Para nosotros, que estamos tratando de organizar una nueva Quinta Internacional, es pertinente señalar que los socialistas y filósofos, tanto femeninos como masculinos, no surgen como hongos durante la noche, siempre se encuentran en el frente del proceso global, en el horizonte anticipatorio de la feroz lucha de clase a nivel mundial, en el borde resbaladizo del tiempo y espacio histórico. Su vanguardia proletaria siembra viento y lógicamente cosecha tormentas, huracanes terroristas y gigantescos tsunamis mortales. El internacionalismo que a nivel planetario está en el aire, niega la globalización. Como ‘profetas’ raras veces son reconocidos en Atenas o en Jerusalén, en su país de origen; caen bajo el hacha del fascismo, del ostracismo o del exorcismo. Sus pensamientos, sus obras, terminan en los hornos de la censura; incluso ellos mismos están siendo quemados en la hoguera del ‘terrorismo’, del ‘eje del mal’, por la justicia de la clase dominante en La Haya.

Lo que los gobernantes oscurantistas, los inventores del holocausto mental, de la ‘educación’, de la ‘cultura’, de la ideología y de los engaños no pueden comprender es que las ideas, la teoría y la filosofía no se pueden quemar, porque son sociales por naturaleza: personificadas en Fénix, Giordano Bruno o Guaicaipuro quienes regresan todos los siglos y se regeneran a sí mismos un millón de veces. De las cenizas de la acumulación global del capital decadente surgen las ideas, el pensamiento, la teoría, la filosofía y la sociedad, ... en una palabra, surge la Verdad, como el principio de esperanza para la humanidad ... cerniéndose como la Espada de Damocles sobre el capitalismo imperialista corporativo. La Verdad es lo que el capitalismo más teme.

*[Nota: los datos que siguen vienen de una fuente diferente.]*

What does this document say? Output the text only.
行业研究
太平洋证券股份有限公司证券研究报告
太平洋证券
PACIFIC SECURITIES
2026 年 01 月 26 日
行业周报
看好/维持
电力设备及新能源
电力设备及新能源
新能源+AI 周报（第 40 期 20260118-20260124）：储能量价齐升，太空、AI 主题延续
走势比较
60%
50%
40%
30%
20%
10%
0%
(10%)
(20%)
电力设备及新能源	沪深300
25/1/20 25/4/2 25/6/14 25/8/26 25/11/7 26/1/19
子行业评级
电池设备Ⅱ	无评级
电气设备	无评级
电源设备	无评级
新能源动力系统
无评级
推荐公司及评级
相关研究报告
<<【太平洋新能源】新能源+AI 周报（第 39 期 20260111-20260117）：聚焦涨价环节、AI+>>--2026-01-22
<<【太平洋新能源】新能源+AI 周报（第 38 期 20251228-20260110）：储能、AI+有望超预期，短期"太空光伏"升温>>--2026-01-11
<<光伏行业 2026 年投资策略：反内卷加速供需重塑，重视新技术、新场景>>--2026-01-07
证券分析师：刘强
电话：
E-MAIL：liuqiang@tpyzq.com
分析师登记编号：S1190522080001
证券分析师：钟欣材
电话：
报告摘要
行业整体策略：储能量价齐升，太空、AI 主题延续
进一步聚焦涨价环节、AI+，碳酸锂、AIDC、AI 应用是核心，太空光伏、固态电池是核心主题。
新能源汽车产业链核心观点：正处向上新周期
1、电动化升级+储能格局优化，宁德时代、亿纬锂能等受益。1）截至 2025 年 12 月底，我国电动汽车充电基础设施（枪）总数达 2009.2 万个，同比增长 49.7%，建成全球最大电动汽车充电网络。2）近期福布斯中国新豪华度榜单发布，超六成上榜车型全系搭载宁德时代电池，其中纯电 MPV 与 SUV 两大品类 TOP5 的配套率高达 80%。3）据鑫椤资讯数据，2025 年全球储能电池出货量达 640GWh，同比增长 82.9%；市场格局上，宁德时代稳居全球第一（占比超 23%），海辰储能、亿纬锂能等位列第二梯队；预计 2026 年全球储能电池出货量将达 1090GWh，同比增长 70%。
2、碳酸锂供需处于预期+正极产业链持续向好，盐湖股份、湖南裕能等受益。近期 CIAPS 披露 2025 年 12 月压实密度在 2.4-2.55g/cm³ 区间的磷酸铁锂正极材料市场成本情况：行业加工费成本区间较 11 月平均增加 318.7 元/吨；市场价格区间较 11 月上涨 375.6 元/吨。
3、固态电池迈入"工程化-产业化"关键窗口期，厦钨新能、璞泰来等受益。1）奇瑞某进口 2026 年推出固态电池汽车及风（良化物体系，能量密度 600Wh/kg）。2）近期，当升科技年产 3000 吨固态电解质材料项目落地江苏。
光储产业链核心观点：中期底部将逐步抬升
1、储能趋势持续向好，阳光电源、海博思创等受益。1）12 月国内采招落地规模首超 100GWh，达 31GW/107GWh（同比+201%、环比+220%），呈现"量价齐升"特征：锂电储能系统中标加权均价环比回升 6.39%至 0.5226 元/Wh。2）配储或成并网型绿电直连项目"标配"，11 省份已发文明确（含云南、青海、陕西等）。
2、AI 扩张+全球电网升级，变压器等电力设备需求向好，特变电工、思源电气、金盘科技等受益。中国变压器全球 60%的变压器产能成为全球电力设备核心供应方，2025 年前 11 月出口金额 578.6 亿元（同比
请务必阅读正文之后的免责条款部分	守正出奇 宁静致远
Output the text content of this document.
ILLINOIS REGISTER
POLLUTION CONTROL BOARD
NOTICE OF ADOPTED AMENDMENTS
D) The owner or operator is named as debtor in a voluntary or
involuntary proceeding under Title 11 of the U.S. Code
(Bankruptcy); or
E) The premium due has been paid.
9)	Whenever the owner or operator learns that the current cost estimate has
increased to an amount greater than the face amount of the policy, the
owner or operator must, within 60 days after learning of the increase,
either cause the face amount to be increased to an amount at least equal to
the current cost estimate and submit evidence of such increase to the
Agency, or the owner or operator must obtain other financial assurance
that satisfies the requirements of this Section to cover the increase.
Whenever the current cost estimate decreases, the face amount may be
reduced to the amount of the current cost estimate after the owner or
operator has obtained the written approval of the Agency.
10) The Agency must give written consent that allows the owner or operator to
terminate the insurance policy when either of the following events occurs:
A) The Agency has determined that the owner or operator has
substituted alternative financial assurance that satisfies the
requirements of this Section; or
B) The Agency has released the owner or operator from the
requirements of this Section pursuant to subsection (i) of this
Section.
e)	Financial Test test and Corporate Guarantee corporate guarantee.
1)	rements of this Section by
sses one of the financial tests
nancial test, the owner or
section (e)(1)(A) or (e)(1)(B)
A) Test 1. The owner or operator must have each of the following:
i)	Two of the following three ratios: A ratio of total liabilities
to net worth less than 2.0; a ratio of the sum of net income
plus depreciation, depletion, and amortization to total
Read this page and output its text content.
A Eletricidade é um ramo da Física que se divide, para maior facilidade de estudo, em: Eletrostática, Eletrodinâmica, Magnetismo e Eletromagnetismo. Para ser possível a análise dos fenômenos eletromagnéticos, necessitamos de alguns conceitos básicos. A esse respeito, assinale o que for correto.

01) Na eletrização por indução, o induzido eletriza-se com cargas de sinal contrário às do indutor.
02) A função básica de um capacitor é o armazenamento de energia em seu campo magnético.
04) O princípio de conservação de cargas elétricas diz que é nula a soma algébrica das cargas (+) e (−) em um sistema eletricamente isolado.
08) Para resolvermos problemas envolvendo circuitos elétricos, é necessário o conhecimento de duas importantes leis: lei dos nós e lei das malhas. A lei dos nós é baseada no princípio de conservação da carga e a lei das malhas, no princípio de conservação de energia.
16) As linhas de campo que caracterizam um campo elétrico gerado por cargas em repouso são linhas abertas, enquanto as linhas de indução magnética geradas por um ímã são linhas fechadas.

La Verdad es la quintaesencia emancipatoria del internacionalismo proletario, del proletarianismo internacional, y de cualquier verdadera Internacional de los trabajadores. Esta es la razón por la cual señalábamos en un comentario anterior, que el lanzamiento de una Quinta Internacional, bajo los auspicios revolucionarios del Presidente Chávez de Venezuela, implica el descubrimiento, la invención y construcción de lo Nuevo per se: una nueva lógica, ciencia, filosofía y sociedad. Así, Presidente Chávez, frente a la globalización, todos nosotros los trabajadores somos la Quinta Internacional.

Notas:
(1) Véase: Franz J. T. Lee, Südafrika vor der Revolution?, Fischer Verlag, Frankfurt am Main, 1973, anexo C, “Carta de Trotsky sobre las luchas nacionales y agrarias en Sudáfrica”, 20 de abril 1933, página 185-188.
(2) Una copia se encuentra en la Biblioteca del Museo Británico de Londres.
(3) “May Day Manifesto”, una publicación del “Club de Lenin”, Ciudad del Cabo 1934, p. 4.
(4) El Museo Británico posee varios números de este documento.